A ransomware speed record: three hours to disaster

by Black Hat Middle East and Africa
on
A ransomware speed record: three hours to disaster

James Cameron’s Titanic runs for three hours and 14 minutes. In that time, Jack and Rose meet, fall in love, and the ship sinks.

In 2025, one ransomware victim lost its network even faster.

According to Barracuda’s Managed XDR Global Threat Report (February 2026), the fastest observed ransomware attack went from initial compromise to full encryption in just three hours. 

That case involved Akira (one of the most active ransomware groups of the year), and it sets a new benchmark for operational speed. For cybersecurity practitioners, it’s tough news – because by the time your first alert lands, the attackers could already be staging payloads.

And speed isn’t the only worrying piece of the report.

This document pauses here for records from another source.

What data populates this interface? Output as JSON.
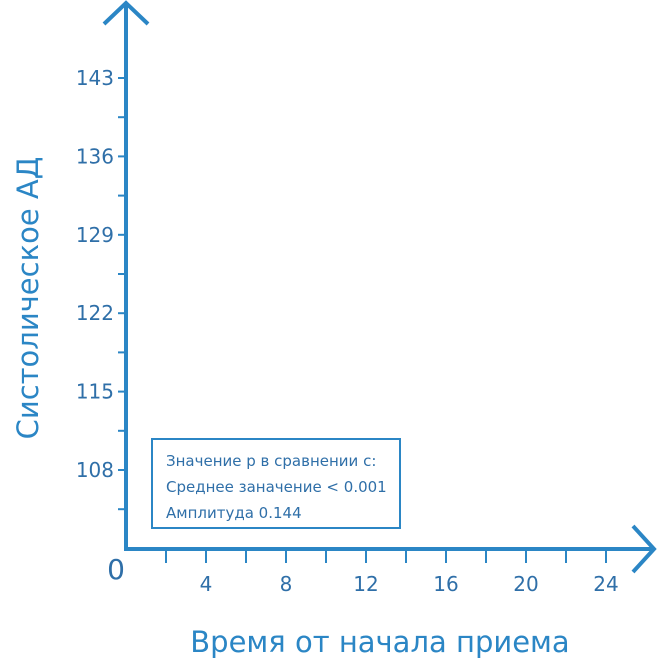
{
  "chart_data": {
    "type": "scatter",
    "xlabel": "Время от начала приема",
    "ylabel": "Систолическое АД",
    "x_ticks": [
      4,
      8,
      12,
      16,
      20,
      24
    ],
    "y_ticks": [
      108,
      115,
      122,
      129,
      136,
      143
    ],
    "origin_label": "0",
    "xlim": [
      0,
      26
    ],
    "ylim": [
      101,
      147
    ],
    "series": [],
    "grid": false
  },
  "annotation": {
    "title": "Значение р в сравнении с:",
    "line1": "Среднее заначение < 0.001",
    "line2": "Амплитуда 0.144"
  },
  "colors": {
    "axis": "#2b86c5",
    "text": "#2f6fa8"
  }
}
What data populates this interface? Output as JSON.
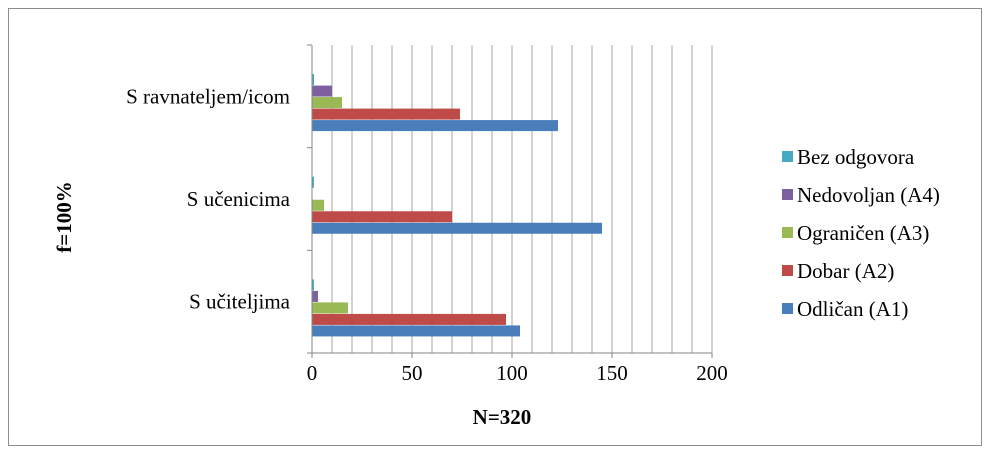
{
  "chart_data": {
    "type": "bar",
    "orientation": "horizontal",
    "categories": [
      "S učiteljima",
      "S učenicima",
      "S ravnateljem/icom"
    ],
    "series": [
      {
        "name": "Odličan (A1)",
        "color": "#4a7ebb",
        "values": [
          104,
          145,
          123
        ]
      },
      {
        "name": "Dobar (A2)",
        "color": "#be4b48",
        "values": [
          97,
          70,
          74
        ]
      },
      {
        "name": "Ograničen (A3)",
        "color": "#98b954",
        "values": [
          18,
          6,
          15
        ]
      },
      {
        "name": "Nedovoljan (A4)",
        "color": "#7d60a0",
        "values": [
          3,
          0,
          10
        ]
      },
      {
        "name": "Bez odgovora",
        "color": "#46aac5",
        "values": [
          1,
          1,
          1
        ]
      }
    ],
    "xlim": [
      0,
      200
    ],
    "xticks": [
      0,
      50,
      100,
      150,
      200
    ],
    "xlabel": "N=320",
    "ylabel": "f=100%",
    "grid": "vertical, every 10",
    "legend_position": "right"
  }
}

Barracuda found that 96% of incidents involving lateral movement ended with the release of ransomware. Once attackers start moving, the odds of encryption spike dramatically. There’s no leisurely dwell time here. It’s breach, pivot, encrypt.

The firewall is the front door

Barracuda reports that 90% of ransomware incidents exploited firewalls, either through a known CVE or a vulnerable account. That means the perimeter device meant to keep attackers out is often the entry point.

That finding aligns neatly with Securin’s Ransomware Index Report 2025, which documents a clear shift towards infrastructure-level compromise – hypervisors, ESXi hosts, Fortinet perimeters and collaboration platforms. 

Attackers are no longer content with a single workstation; they’re targeting the systems that hold the business together.

Securin analysed 7,061 confirmed victims across 117 groups, with Akira accounting for 650 victims in 2025. The group’s playbook emphasises rapid infrastructure mapping, vulnerability correlation and high-leverage timing of encryption events.

Three hours starts to make more sense when you consider that level of preparation.

From dwell time to detonation time

We’ve all been obsessed with dwell time for years. But Barracuda’s dataset (drawn from more than two trillion IT events and nearly 600,000 security alerts in 2025) shows a threat landscape defined more by pre-positioned exploits and rapid privilege escalation – and of course, automation. Once inside, attackers escalate and execute fast. 

Securin’s researchers describe 2025 ransomware as behaving “less like cybercrime and more like a coordinated campaign to undermine digital trust”. 

The groups dominating the ecosystem (including Qilin, Akira and CL0P) operate with APT-grade discipline and decentralised affiliate structures.

Speed is a business advantage. The faster the encryption, the less time defenders have to isolate hosts, revoke tokens or shut down VPN access. 

And AI, even though it’s not fully autonomous, is acting as an accelerator. Securin notes that AI has compressed access and extortion workflows, and increased volume and velocity across campaigns. 

The calculations cyber practitioners have to make 

If encryption can happen in three hours, what does that mean in practical terms?

  • Your mean time to detect (MTTD) has to be measured in minutes, not days.
  • Privilege escalation alerts can’t sit in a queue.
  • Firewall patching isn’t a quarterly housekeeping task anymore – it’s frontline risk management.

Barracuda’s data also shows that 100% of security incidents involved at least one unprotected or rogue endpoint. Rather than an advanced zero day problem, that’s asset hygiene. 

While attackers are compressing the attack chain, many organisations are still debating tool consolidation and SOC staffing models. Three hours is, if we’re honest, shorter than some board meetings. 

Here’s what you can build into your resilience strategy this year to mitigate the impact of high-speed ransomware: 

  • Treat firewall and VPN exposure as Tier 1 risk. Patch aggressively and audit privileged accounts continuously.
  • Instrument lateral movement detection. With 96% of lateral movement cases ending in ransomware, this is the inflection point.
  • Rehearse sub-four-hour containment. If your incident response playbook assumes a 24-hour window, it’s obsolete.

The Titanic sank because the threat was underestimated and the response options were limited. In 2026, we can still learn from that.